An ‘eligible person’ can make a claim on your estate if you did not make adequate provision for that person.  An eligible person includes a spouse or former spouse, a child, a person living with or in a close personal relationship with, or a person who was at a time wholly or partly dependant on, the deceased.

If a claim is made on an estate, the Supreme Court may make a Family Provision Order (FPO) for the estate to provide for an applicant what they were disentitled to in the will.

At first glance, you have to ask:  surely the will makers’s wishes should be upheld?  However, the cases demonstrate that the court strikes a balance between the will maker’s intentions and the entitlement of the applicant to the estate of the deceased.

Estranged family members can still claim

Estrangement within families is not uncommon – estrangement often results in changes to the will – the will maker believes that their estrangement relieves them of their duty to provide for that family member.

However, the Courts take into account the circumstances that gave rise to the estrangement, and sets a high standard of forgiveness for the testator.

For instance in Foley v Ellis [2008] NSWCA* the judge stated:

“The more recent authorities have held that a state of estrangement or even hostility between a testator or testatrix and a claimant does not terminate the obligation of the testator or testatrix to provide for the claimant”.

In that case, the mother of three children left a smaller share of her estate to her estranged daughter, who did not have many assets or much income. The mother and daughter had been estranged, both mother and daughter behaving “in a manner hurtful to each other”.  While two other siblings would have got about $1.1m each, the estranged daughter was left with only $165,000 under the will (although her two sons also got $165,000 each).  When the court considered the daughter’s financial and other circumstances, they said that a wise and just mother would have made greater provision for the daughter, and increased her share to $500,000, reducing the shares of the other two children to $850,000.
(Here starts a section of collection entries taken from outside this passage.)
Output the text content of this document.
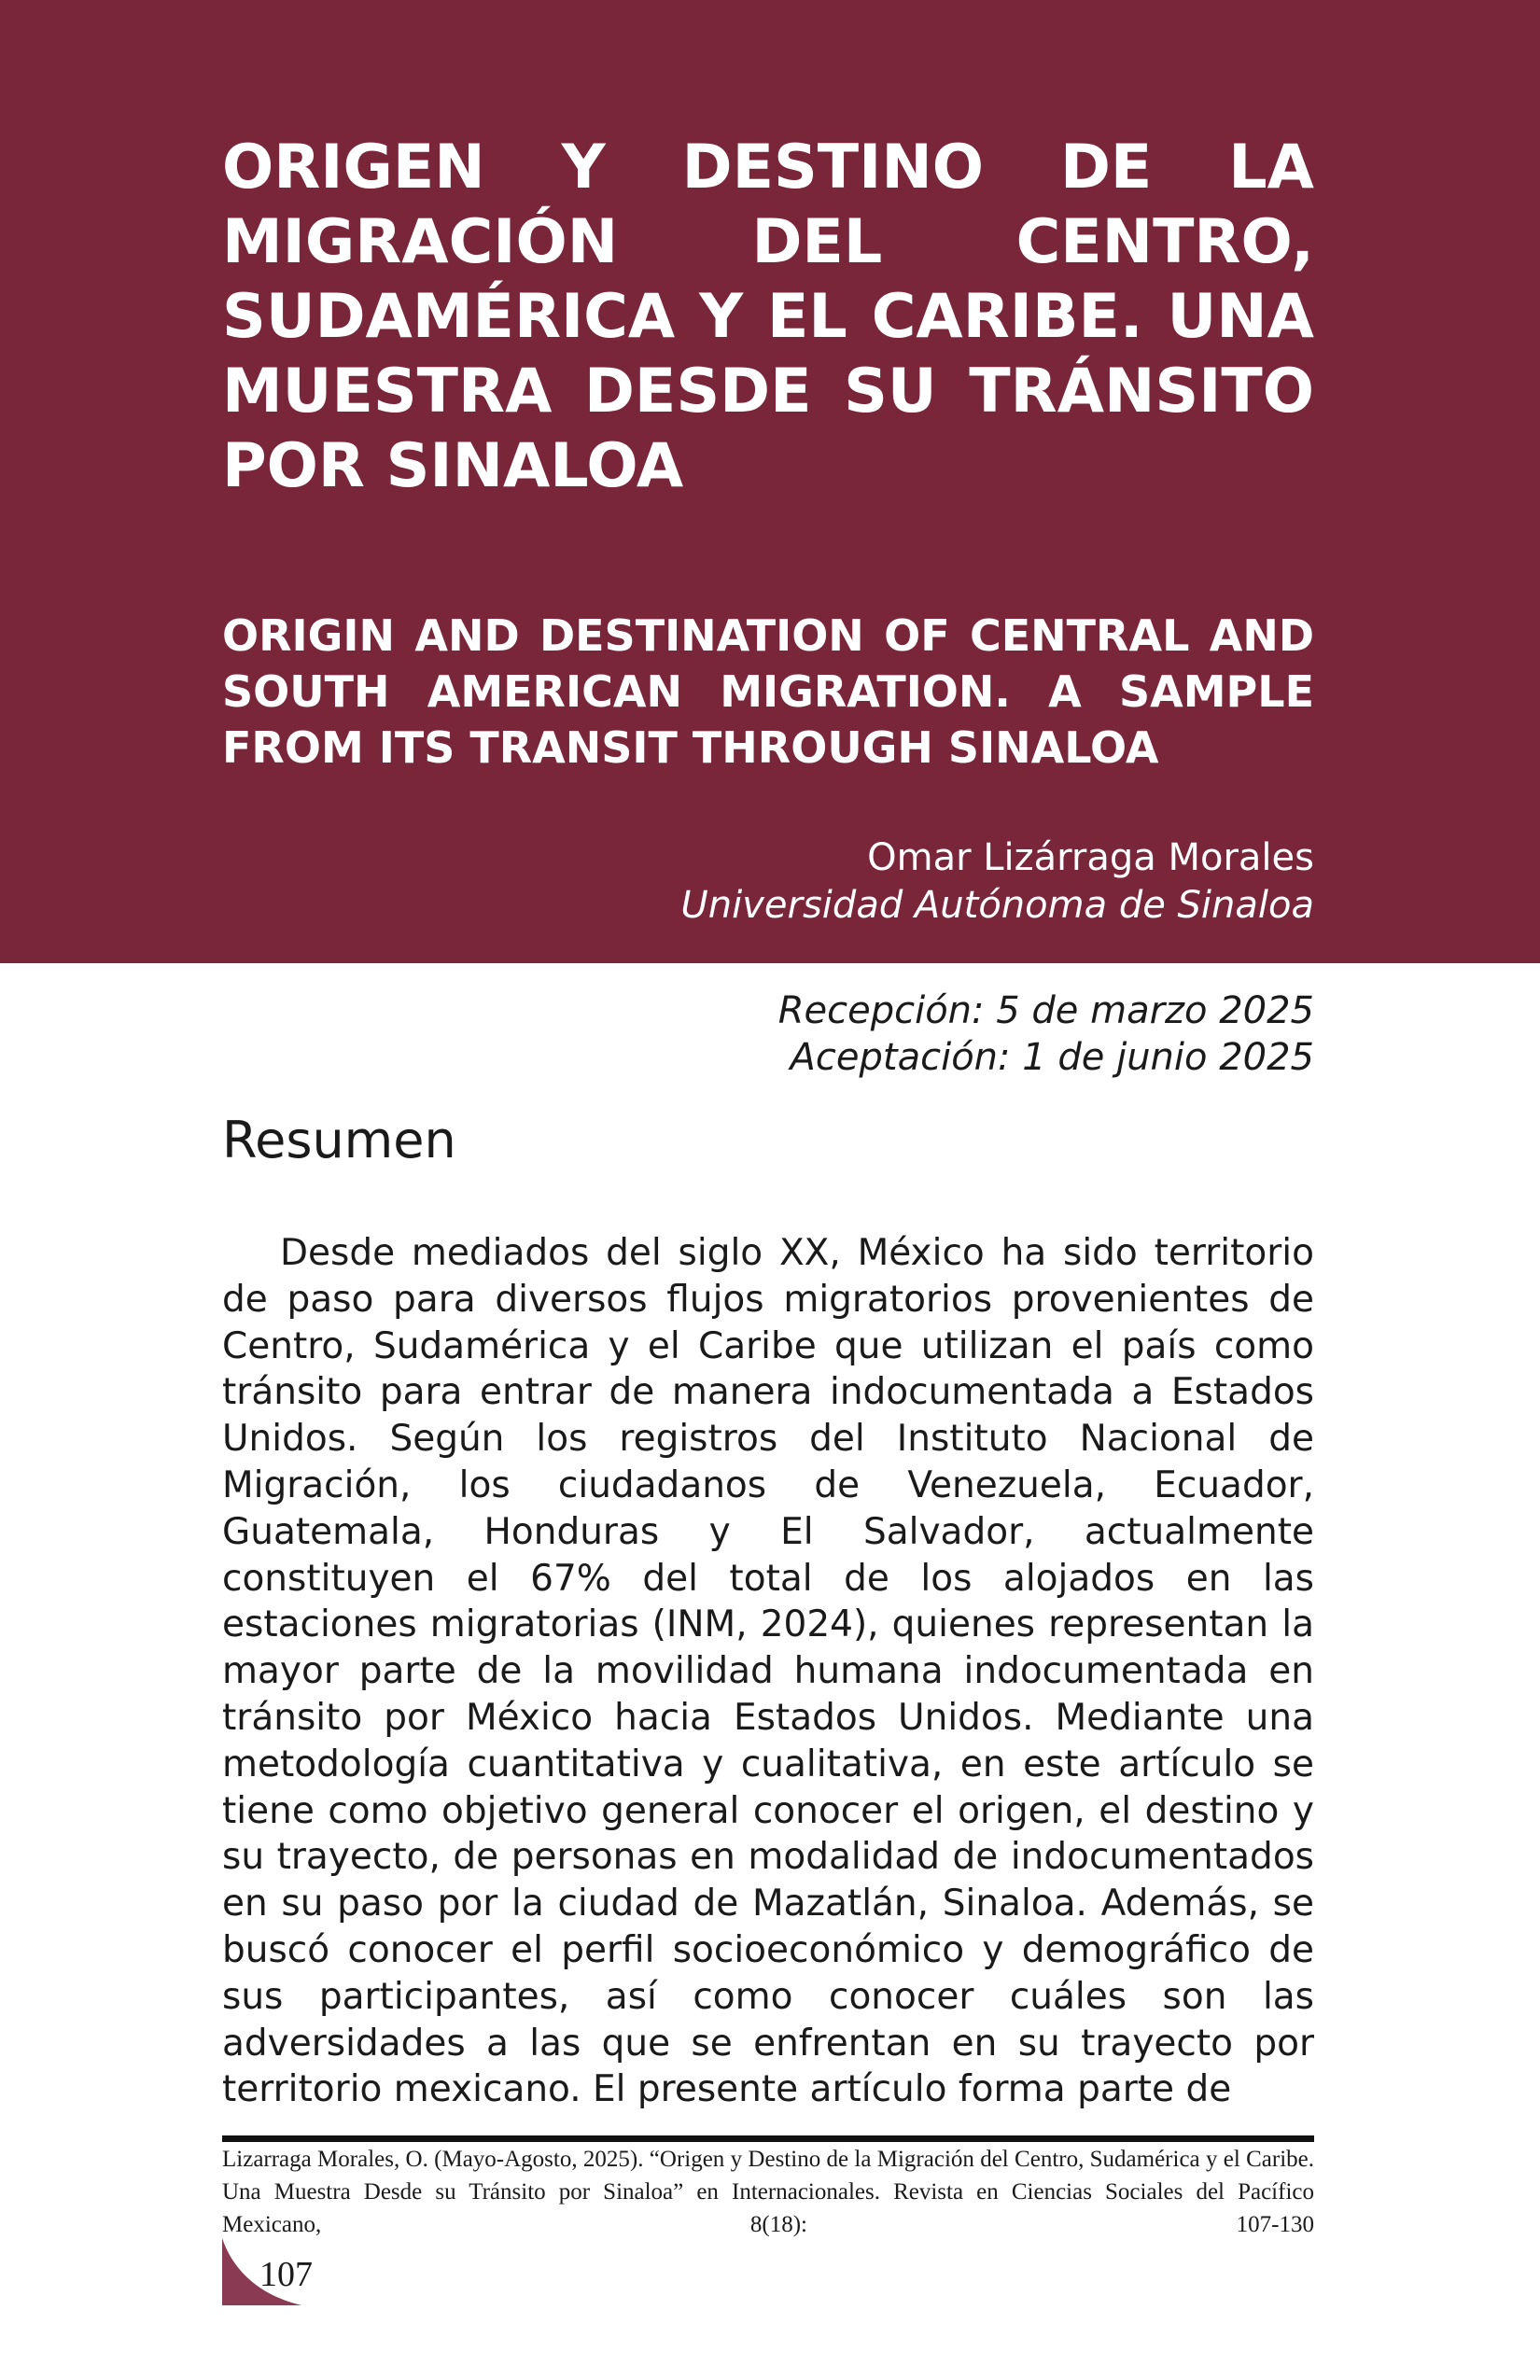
ORIGEN Y DESTINO DE LA MIGRACIÓN DEL CENTRO, SUDAMÉRICA Y EL CARIBE. UNA MUESTRA DESDE SU TRÁNSITO POR SINALOA
ORIGIN AND DESTINATION OF CENTRAL AND SOUTH AMERICAN MIGRATION. A SAMPLE FROM ITS TRANSIT THROUGH SINALOA
Omar Lizárraga Morales
Universidad Autónoma de Sinaloa
Recepción: 5 de marzo 2025
Aceptación: 1 de junio 2025
Resumen

Desde mediados del siglo XX, México ha sido territorio de paso para diversos flujos migratorios provenientes de Centro, Sudamérica y el Caribe que utilizan el país como tránsito para entrar de manera indocumentada a Estados Unidos. Según los registros del Instituto Nacional de Migración, los ciudadanos de Venezuela, Ecuador, Guatemala, Honduras y El Salvador, actualmente constituyen el 67% del total de los alojados en las estaciones migratorias (INM, 2024), quienes representan la mayor parte de la movilidad humana indocumentada en tránsito por México hacia Estados Unidos. Mediante una metodología cuantitativa y cualitativa, en este artículo se tiene como objetivo general conocer el origen, el destino y su trayecto, de personas en modalidad de indocumentados en su paso por la ciudad de Mazatlán, Sinaloa. Además, se buscó conocer el perfil socioeconómico y demográfico de sus participantes, así como conocer cuáles son las adversidades a las que se enfrentan en su trayecto por territorio mexicano. El presente artículo forma parte de

Lizarraga Morales, O. (Mayo-Agosto, 2025). “Origen y Destino de la Migración del Centro, Sudamérica y el Caribe. Una Muestra Desde su Tránsito por Sinaloa” en Internacionales. Revista en Ciencias Sociales del Pacífico Mexicano, 8(18): 107-130

107
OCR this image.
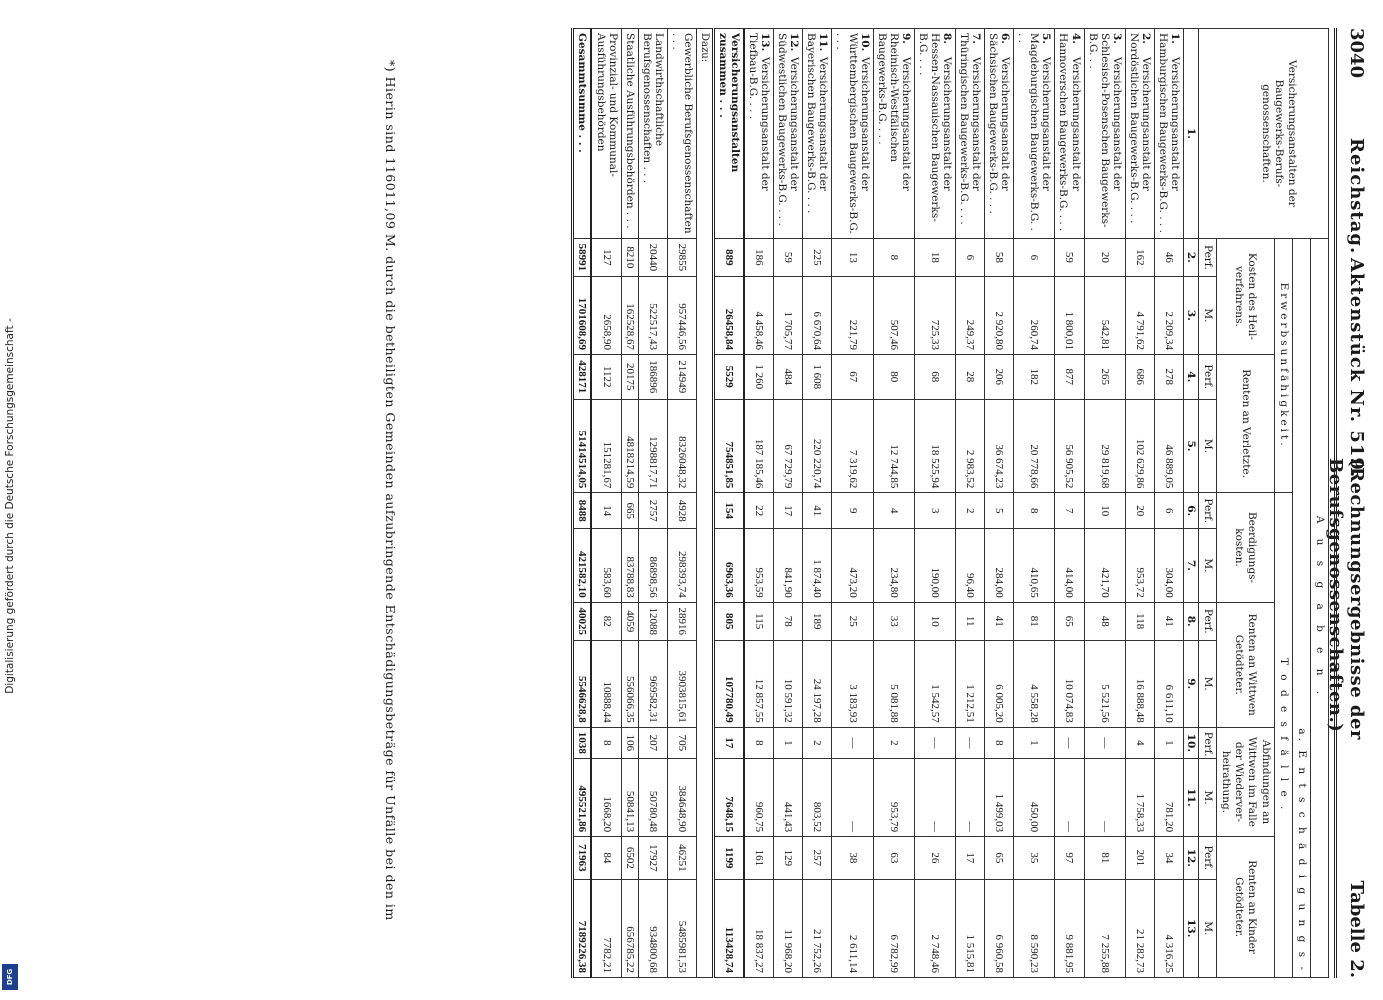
Digitalisierung gefördert durch die Deutsche Forschungsgemeinschaft -
DFG
3040
Reichstag.
Aktenstück Nr. 519.
(Rechnungsergebnisse der Berufsgenossenschaften.)
Tabelle 2.
Versicherungsanstalten der Baugewerks-Berufs-genossenschaften.	A u s g a b e n .											
	a. E n t s c h ä d i g u n g s -											
	Erwerbsunfähigkeit.				T o d e s f ä l l e .							
	Kosten des Heil-verfahrens.		Renten an Verletzte.		Beerdigungs-kosten.		Renten an Wittwen Getödteter.		Abfindungen an Wittwen im Falle der Wiederver-heirathung.		Renten an Kinder Getödteter.	
	Perf.	M.	Perf.	M.	Perf.	M.	Perf.	M.	Perf.	M.	Perf.	M.
1.	2.	3.	4.	5.	6.	7.	8.	9.	10.	11.	12.	13.
1.Versicherungsanstalt der Hamburgischen Baugewerks-B.G. . . .	46	2 209,34	278	46 889,05	6	304,00	41	6 611,10	1	781,20	34	4 316,25
2.Versicherungsanstalt der Nordöstlichen Baugewerks-B.G. . . .	162	4 791,62	686	102 629,86	20	953,72	118	16 888,48	4	1 758,33	201	21 282,73
3.Versicherungsanstalt der Schlesisch-Posenschen Baugewerks-B.G. . .	20	542,81	265	29 819,68	10	421,70	48	5 521,56	—	—	81	7 255,88
4.Versicherungsanstalt der Hannoverschen Baugewerks-B.G. . . .	59	1 800,01	877	56 905,52	7	414,00	65	10 074,83	—	—	97	9 881,95
5.Versicherungsanstalt der Magdeburgischen Baugewerks-B.G. . . .	6	260,74	182	20 778,66	8	410,65	81	4 558,28	1	450,00	35	8 590,23
6.Versicherungsanstalt der Sächsischen Baugewerks-B.G. . . .	58	2 920,80	206	36 674,23	5	284,00	41	6 005,20	8	1 499,03	65	6 960,58
7.Versicherungsanstalt der Thüringischen Baugewerks-B.G. . . .	6	249,37	28	2 983,52	2	96,40	11	1 212,51	—	—	17	1 515,81
8.Versicherungsanstalt der Hessen-Nassauischen Baugewerks-B.G. . . .	18	725,33	68	18 525,94	3	190,00	10	1 542,57	—	—	26	2 748,46
9.Versicherungsanstalt der Rheinisch-Westfälischen Baugewerks-B.G. . . .	8	507,46	80	12 744,85	4	234,80	33	5 081,88	2	953,79	63	6 782,99
10.Versicherungsanstalt der Württembergischen Baugewerks-B.G. . . .	13	221,79	67	7 319,62	9	473,20	25	3 183,93	—	—	38	2 611,14
11.Versicherungsanstalt der Bayerischen Baugewerks-B.G. . . .	225	6 670,64	1 608	220 220,74	41	1 874,40	189	24 197,28	2	803,52	257	21 752,26
12.Versicherungsanstalt der Südwestlichen Baugewerks-B.G. . . .	59	1 705,77	484	67 729,79	17	841,90	78	10 591,32	1	441,43	129	11 968,20
13.Versicherungsanstalt der Tiefbau-B.G. . . .	186	4 458,46	1 260	187 185,46	22	953,59	115	12 857,55	8	960,75	161	18 837,27
Versicherungsanstalten zusammen . . .	889	26458,84	5529	754851,85	154	6963,36	805	107780,49	17	7648,15	1199	113428,74
Dazu:												
Gewerbliche Berufsgenossenschaften . . .	29855	957446,56	214949	8326048,32	4928	298393,74	28916	3903815,61	705	384648,90	46251	5485981,53
Landwirthschaftliche Berufsgenossenschaften . . .	20440	522517,43	186896	1298817,71	2757	86898,56	12088	969582,31	207	50780,48	17927	934800,68
Staatliche Ausführungsbehörden . . .	8210	162528,67	20175	4818214,59	665	83788,83	4059	556066,35	106	50841,13	6502	656785,22
Provinzial- und Kommunal-Ausführungsbehörden	127	2658,90	1122	151281,67	14	583,60	82	10888,44	8	1668,20	84	7782,21
Gesammtsumme . . .	58991	1701608,69	428171	51414514,05	8488	421582,10	40025	5546628,8	1038	495521,86	71963	7189226,38
*) Hierin sind 116011,09 M. durch die betheiligten Gemeinden aufzubringende Entschädigungsbeträge für Unfälle bei den im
In another case, the court said that will makers are entitled to leave their children out of their will, such as when a child treats a parent callously, withholding support and love in their declining years, without justification.  (Ford v Simes [2009] NSWCA 351)

Costly consequences

If there is a claim on your estate after your death, costs of the legal proceedings are often paid out of the estate. This means that if the claim is made and your testamentary intentions were not clear, the proceedings can become litigious and costly. Legal proceedings can significantly diminish an estate and leave the remainder beneficiaries with a reduced inheritance.

What should you do?

To reduce the risk of a claim on your estate, you should ensure that your will is current and you are clear about your testamentary intentions. You should also prepare a supplementary statement to be kept with your will detailing the reasons behind your testamentary intentions.